The extended cricotracheal resection (eCTR) combines a traditional CTR (resection of the anterior cricoid arch and proximal trachea) with laryngofissure, posterior cricoid split, and cartilage graft augmentation of the posterior glottis. The laryngofissure is executed in the midline to avoid injury to the true vocal folds. The fibrotic posterior glottic mucosa is resected, and the posterior plate of the cricoid is split in the midline. A cartilage graft (either autologous or cadaveric) is then sutured in place between the cut edges of the posterior cricoid plate. A posterior trachealis flap is fashioned from the distal tracheal segment to cover the cartilage graft and create a fully mucosalized airway. The laryngofissure is then closed, paying special attention to realigning the glottic anterior commissure. The thyrotracheal anastomosis is closed in a running fashion. A new tracheotomy is created multiple rings below the anastomosis. A suprastomal stent is placed for six weeks to allow the cartilage graft to integrate. Additional bronchoscopies may be needed to address any granulation tissue prior to safe decannulation.

Case Example

This is a female in her 40s who is a patient of Dr. Liang's. She had a prolonged intubation and developed severe posterior glottic stenosis along with Grade 4 100% subglottic stenosis.
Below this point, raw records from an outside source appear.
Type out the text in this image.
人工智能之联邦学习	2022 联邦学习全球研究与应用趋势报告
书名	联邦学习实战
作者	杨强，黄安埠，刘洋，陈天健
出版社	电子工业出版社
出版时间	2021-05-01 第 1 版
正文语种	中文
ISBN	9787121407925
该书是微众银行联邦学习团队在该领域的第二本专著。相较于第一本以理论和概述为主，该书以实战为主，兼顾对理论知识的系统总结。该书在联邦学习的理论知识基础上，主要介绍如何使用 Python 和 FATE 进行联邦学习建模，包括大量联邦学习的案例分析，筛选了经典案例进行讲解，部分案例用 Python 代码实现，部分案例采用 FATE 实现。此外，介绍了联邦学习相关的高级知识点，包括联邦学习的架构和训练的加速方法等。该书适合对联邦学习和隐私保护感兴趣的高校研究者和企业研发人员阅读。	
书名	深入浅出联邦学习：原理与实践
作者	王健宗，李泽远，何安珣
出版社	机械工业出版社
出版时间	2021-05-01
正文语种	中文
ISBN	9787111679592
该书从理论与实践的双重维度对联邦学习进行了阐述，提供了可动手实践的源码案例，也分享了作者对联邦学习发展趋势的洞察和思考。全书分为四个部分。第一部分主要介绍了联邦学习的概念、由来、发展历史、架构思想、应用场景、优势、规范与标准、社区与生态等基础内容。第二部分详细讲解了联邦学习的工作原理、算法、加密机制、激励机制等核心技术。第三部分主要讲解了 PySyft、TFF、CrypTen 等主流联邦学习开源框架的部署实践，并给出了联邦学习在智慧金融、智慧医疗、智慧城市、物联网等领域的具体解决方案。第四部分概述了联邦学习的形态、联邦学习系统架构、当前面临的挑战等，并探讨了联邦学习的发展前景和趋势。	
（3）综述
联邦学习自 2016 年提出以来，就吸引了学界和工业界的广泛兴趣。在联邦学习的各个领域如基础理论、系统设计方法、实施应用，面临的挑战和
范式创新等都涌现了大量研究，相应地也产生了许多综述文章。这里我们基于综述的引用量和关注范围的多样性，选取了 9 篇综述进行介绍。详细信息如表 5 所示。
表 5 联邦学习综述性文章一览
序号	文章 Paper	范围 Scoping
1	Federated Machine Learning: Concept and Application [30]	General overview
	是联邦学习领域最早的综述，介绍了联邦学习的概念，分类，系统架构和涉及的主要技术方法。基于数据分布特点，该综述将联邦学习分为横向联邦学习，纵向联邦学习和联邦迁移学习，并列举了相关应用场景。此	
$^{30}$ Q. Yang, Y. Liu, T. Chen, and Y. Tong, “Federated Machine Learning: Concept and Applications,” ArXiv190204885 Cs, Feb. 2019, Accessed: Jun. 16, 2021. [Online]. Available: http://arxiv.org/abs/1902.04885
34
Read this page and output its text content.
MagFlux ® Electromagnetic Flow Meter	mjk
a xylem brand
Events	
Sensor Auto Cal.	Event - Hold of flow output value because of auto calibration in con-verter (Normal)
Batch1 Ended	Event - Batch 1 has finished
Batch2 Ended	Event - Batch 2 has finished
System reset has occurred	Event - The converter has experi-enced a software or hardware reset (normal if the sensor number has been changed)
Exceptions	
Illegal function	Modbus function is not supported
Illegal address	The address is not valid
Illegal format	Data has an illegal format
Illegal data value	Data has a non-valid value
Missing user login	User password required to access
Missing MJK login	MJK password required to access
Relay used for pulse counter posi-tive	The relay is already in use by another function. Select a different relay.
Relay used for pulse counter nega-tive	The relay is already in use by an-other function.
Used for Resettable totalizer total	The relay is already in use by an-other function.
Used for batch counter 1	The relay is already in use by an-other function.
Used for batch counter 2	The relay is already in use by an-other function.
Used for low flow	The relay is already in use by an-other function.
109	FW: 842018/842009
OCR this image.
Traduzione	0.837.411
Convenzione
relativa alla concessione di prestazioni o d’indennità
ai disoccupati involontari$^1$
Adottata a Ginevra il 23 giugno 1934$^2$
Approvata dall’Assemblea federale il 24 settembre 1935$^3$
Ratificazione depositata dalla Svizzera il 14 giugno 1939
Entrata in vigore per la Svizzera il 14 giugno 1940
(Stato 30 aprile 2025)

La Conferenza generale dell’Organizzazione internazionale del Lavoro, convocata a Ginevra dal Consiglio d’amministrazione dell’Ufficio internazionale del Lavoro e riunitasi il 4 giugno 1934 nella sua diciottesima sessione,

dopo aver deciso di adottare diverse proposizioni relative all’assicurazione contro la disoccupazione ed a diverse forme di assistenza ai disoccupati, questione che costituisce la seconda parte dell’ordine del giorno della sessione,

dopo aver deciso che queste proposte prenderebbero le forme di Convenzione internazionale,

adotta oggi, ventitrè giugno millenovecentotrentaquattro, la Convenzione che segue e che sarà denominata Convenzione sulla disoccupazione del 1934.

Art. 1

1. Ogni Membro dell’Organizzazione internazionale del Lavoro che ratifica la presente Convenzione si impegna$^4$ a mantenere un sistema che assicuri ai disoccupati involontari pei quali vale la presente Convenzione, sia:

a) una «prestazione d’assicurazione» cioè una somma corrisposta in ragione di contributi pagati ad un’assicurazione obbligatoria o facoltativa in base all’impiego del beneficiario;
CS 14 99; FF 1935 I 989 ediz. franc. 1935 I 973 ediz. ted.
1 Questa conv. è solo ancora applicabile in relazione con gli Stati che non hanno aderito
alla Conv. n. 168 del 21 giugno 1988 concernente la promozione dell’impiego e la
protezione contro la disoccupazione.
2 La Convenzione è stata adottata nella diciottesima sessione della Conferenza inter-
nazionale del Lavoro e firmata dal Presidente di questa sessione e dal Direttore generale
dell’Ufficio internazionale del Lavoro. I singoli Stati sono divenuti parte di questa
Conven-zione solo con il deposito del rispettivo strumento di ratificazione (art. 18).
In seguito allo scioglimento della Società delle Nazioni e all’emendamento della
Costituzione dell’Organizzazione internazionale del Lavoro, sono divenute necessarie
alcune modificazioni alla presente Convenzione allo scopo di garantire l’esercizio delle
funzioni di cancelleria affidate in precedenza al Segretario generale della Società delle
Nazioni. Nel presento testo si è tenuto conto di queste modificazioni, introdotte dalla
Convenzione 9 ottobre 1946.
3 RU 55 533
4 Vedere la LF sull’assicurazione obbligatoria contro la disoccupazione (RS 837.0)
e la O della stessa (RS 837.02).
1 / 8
This patient underwent extended cricotracheal resection with posterior cricoid cartilage grafting. She has been decannulated for over six months and is breathing very well. Her voice is breathy, as anticipated, but it is fully understandable. Also, the patient is very happy to be rid of the tracheostomy.

Figure 1. Schematic of the extended cricotracheal resection with laryngofissure, posterior cricoid split, and cartilage augmentation.
Monnier, Philippe. “Partial Cricotracheal Resection and Extended Cricotracheal Resection for Pediatric Laryngotracheal Stenosis.” Thoracic Surgery Clinics. Vol. 28,2 (2018): 177-187. doi:10.1016/j. thorsurg.2018.01.012
Figure 2. Preoperative office laryngoscopy showing severe posterior glottic stenosis
Figure 3. Operative view showing Grade 4 100% subglottic stenosis
Figure 4. Postoperative CT scan showing the cartilage graft in place with a tracheostomy tube and a suprastomal stent
Figure 5. Subsequent bronchoscopy in the OR showing widely patent glottic and subglottic airway without granulation tissue or recurrent stenosis. Note that the posterior cartilage graft is completely covered and mucosalized by the trachealis flap.
Figure 6. Glottis and subglottis are still widely patent six months after decannulation.